On the angiogram, the A1 segment is well recognizable in the AP oblique view (Figs. 4.3, 4.4, 4.74.10, and 4.12). It can be more difficult to make a precise identification of the AComA when bifurcation or trifurcation is present (Fig. 4.8). Among the perforators, the artery of Heubner can frequently be identified as a small branch, running back parallel to the A1 with a straight or undulating course (Figs. 4.3, 4.4, 4.8, and 4.10). See also Fig. 11.11 in Chap. 11.

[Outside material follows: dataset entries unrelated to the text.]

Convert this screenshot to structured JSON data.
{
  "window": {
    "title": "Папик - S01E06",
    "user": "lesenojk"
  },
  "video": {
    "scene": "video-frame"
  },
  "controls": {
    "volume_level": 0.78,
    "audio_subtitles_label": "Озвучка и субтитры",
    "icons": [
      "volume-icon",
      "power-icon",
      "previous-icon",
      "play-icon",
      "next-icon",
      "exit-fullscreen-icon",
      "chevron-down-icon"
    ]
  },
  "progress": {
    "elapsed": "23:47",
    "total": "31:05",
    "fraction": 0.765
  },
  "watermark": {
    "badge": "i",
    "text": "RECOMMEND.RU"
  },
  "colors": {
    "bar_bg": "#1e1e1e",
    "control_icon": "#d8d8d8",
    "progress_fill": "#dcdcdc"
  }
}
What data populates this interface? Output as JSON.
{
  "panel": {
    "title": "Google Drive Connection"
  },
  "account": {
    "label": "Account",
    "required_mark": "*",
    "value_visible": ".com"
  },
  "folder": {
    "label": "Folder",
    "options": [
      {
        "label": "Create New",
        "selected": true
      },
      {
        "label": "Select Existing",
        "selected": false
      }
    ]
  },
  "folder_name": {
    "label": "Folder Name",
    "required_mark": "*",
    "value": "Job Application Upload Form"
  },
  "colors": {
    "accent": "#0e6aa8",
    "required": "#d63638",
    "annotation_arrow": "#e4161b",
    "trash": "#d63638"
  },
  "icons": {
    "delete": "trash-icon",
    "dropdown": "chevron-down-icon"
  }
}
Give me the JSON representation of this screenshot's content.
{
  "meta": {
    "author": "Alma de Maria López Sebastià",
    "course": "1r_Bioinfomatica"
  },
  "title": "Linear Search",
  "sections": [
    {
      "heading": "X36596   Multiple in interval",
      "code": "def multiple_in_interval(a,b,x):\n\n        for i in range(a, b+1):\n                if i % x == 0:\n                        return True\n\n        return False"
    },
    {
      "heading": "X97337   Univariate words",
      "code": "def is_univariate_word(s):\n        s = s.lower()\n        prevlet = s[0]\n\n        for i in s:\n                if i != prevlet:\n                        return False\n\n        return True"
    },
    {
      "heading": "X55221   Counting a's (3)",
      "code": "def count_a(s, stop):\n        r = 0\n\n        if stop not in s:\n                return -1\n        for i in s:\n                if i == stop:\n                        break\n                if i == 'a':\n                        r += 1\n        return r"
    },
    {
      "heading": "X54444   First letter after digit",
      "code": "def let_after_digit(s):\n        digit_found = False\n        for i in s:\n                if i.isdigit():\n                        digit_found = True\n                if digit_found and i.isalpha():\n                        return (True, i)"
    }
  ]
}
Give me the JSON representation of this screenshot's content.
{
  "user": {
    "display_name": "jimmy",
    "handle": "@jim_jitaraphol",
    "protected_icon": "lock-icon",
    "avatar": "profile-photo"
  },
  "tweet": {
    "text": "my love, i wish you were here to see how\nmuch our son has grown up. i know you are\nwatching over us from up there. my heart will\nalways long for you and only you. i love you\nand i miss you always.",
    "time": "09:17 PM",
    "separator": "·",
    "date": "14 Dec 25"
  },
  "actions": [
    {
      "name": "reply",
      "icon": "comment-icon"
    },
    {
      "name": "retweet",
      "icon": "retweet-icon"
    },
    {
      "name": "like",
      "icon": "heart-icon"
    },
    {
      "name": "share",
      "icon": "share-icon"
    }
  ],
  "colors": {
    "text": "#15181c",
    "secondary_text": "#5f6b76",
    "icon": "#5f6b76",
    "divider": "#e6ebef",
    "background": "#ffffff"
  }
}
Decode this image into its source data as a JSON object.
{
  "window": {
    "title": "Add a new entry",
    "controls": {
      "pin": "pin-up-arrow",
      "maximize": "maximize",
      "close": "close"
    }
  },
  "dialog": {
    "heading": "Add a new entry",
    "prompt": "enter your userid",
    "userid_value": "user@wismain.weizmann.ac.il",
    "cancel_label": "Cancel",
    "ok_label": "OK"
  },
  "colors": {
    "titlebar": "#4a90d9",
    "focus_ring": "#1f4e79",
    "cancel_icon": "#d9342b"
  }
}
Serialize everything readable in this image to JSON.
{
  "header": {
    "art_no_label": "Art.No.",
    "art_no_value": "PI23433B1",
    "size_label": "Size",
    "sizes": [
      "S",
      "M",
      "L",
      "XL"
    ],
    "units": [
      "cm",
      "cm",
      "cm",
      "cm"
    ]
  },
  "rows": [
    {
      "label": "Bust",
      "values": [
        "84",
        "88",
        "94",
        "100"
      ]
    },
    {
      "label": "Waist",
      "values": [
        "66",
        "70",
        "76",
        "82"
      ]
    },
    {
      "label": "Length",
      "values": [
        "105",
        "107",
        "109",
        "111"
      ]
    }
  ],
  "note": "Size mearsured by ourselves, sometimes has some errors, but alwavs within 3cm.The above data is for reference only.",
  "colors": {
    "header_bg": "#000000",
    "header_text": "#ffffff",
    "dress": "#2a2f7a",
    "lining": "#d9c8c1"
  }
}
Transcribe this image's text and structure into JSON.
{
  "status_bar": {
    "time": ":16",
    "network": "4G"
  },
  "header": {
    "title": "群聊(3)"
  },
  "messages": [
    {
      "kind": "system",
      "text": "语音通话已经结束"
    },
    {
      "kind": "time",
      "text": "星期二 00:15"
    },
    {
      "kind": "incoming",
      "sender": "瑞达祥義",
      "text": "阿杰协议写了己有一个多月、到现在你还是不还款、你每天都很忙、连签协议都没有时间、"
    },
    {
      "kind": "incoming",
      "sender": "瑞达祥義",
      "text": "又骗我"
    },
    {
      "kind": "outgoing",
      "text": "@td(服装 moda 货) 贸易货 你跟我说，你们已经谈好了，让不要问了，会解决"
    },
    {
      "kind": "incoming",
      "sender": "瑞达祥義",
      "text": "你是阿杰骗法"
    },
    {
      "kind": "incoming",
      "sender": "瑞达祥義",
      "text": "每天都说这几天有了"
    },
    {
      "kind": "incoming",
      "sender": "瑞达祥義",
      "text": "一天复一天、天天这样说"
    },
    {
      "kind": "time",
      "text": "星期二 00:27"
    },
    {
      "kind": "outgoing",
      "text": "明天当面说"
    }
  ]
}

The pericallosal and the callosomarginal arteries can be well discerned in the AP view. The course of these arteries as well as of their cortical branches, especially in the frontal area, may be more precisely demonstrated on the lateral angiogram. The posterior cortical branches (paracentral and parietal arteries) frequently cannot be identified because of overlapping with branches of the MCA. They can be identified when they are dilated and supply a vascular malformation (Fig. 4.6). Angio-MRI and Angio-CT are other diagnostic possibilities, though the angiogram offers better specific information. Some relationship to the cerebral parenchyma (chiasma, diencephalon, and corpus callosum) can be readily identified with MRI (Figs. 4.2 and 4.5).